CI’s senior vice president and chief scientist for oceans, Gregory Stone, who dived the Phoenix in 2000, proposed the idea of a giant reserve to Tong and helped Kiribati build a legal and financial infrastructure for PIPA.

Today, PIPA is CI’s biggest project, while Tong sits on CI’s board. CI’s website says the president “has gone further than almost anyone to protect the planet’s most pristine waters for the global good” and until recently called PIPA “completely off-limits to commercial fishing”.

In a series of phone calls, Stone brushed aside any questions of dishonesty and insisted that small countries like Kiribati needed sympathy and understanding to espouse conservation, not criticism. He said the negotiations over compensation were “progressing” and added, “Creating marine reserves takes time and patience.”
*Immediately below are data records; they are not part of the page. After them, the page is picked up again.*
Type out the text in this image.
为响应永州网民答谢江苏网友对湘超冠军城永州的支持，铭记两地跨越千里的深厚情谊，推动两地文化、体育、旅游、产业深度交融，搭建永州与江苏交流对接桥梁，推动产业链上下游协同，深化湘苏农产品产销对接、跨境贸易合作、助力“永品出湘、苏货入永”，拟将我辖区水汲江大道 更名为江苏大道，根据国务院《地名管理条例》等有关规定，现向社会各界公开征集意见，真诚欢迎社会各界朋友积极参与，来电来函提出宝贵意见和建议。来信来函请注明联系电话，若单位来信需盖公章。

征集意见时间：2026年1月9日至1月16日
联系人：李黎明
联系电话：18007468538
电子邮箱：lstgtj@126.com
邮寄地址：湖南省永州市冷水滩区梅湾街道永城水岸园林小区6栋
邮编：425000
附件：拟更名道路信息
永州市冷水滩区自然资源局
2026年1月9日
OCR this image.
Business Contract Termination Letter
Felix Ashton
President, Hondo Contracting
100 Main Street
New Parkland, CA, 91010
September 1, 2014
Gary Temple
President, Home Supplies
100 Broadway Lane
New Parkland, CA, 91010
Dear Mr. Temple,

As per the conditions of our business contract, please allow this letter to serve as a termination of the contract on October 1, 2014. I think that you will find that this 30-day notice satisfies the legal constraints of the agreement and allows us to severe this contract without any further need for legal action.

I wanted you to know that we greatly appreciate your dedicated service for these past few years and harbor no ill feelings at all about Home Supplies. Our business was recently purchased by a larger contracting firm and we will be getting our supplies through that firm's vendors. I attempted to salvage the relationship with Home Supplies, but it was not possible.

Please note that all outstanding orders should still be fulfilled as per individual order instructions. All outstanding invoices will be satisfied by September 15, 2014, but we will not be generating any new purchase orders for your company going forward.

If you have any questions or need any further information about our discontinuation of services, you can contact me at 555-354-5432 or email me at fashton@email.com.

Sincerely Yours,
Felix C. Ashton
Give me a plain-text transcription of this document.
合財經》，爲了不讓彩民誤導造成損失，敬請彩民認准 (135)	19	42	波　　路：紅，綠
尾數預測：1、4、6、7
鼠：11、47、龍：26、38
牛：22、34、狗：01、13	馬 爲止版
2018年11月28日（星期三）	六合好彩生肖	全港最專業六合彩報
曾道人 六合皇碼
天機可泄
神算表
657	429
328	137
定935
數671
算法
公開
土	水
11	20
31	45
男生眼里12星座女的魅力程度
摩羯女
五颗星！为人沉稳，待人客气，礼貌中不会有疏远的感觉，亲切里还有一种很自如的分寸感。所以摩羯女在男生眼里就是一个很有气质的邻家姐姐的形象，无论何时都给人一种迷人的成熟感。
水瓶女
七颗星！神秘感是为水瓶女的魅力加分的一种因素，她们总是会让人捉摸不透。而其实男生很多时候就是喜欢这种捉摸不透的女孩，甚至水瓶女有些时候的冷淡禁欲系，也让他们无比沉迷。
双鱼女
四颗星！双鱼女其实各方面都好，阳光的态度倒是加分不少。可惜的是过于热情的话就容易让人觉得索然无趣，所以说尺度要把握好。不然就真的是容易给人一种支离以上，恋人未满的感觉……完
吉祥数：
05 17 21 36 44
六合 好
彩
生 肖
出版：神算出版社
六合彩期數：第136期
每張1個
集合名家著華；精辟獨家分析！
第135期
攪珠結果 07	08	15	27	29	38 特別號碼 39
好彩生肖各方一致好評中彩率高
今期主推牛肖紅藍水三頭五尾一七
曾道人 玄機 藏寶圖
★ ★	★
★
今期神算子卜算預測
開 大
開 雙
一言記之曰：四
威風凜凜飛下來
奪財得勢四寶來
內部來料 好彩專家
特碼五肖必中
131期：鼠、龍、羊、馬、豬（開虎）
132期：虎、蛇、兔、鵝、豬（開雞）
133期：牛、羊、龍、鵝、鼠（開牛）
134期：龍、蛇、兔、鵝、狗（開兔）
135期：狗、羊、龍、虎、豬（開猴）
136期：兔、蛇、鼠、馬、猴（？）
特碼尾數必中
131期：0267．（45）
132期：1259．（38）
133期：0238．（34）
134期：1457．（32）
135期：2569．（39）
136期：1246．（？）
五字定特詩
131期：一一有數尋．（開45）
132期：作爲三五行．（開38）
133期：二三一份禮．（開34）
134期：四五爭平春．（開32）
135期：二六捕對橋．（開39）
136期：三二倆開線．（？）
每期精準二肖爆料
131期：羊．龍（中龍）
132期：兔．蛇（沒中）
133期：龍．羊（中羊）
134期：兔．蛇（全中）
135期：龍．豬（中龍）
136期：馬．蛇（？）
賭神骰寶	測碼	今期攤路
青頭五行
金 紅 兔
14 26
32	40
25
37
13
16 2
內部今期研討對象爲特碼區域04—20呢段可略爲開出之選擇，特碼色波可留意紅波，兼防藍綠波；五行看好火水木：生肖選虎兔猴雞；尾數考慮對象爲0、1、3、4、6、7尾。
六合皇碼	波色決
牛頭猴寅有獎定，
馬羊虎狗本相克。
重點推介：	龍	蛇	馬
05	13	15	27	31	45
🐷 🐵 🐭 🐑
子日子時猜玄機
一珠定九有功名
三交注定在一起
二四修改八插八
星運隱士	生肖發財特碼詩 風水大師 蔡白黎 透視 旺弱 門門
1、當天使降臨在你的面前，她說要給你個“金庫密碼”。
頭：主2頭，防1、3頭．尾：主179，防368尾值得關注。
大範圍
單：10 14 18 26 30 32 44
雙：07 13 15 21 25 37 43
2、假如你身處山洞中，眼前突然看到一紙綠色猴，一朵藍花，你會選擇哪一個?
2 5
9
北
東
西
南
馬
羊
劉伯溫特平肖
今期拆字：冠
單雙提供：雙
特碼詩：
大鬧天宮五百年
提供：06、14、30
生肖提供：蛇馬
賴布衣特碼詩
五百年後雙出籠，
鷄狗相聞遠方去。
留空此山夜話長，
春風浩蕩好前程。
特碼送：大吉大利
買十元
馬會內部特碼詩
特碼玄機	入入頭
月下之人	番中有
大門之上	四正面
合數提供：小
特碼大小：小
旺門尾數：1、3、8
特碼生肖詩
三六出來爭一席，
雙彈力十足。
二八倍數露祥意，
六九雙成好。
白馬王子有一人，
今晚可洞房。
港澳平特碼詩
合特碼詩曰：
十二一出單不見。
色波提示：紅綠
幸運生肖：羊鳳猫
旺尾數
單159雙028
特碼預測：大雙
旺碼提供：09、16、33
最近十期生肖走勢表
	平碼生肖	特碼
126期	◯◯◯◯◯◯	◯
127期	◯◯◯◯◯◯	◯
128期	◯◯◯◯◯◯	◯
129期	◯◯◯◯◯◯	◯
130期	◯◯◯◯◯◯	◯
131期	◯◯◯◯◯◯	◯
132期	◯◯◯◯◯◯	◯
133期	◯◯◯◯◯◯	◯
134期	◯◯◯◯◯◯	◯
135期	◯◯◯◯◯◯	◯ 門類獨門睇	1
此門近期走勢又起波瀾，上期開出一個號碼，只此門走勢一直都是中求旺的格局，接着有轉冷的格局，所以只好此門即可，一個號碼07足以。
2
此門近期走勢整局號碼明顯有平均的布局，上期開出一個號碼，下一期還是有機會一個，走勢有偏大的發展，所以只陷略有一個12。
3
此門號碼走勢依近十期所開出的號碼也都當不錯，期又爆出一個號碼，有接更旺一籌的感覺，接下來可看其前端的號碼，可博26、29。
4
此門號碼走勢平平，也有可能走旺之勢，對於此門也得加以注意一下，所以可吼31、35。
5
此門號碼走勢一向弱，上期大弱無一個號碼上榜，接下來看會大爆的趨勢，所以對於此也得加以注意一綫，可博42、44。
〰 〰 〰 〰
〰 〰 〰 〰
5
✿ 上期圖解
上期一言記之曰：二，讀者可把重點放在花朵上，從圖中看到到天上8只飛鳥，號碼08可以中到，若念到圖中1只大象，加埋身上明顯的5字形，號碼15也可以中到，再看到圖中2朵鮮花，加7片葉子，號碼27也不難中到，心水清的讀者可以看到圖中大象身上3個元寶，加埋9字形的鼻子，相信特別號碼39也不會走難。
The management plan on PIPA’s website calls for CI to raise 13.5 million dollars by the end of 2014, after which another 25 percent of PIPA will be closed to fishing, for a total of 28 percent. Stone said he was optimistic he could raise the money, even though nearly a decade after fundraising began, the PIPA trust fund is still empty.

Jay Nelson, who recently retired as head of Pew’s Global Ocean Legacy program and was involved in creating several giant no-take reserves, said attracting such donations in today’s economic climate is unrealistic, especially since most people think the reserve is already closed.

“CI needs to admit that they won’t be able to raise that kind of money and tell President Tong to close it immediately so it lives up to its claim as a world-class marine reserve,” he said.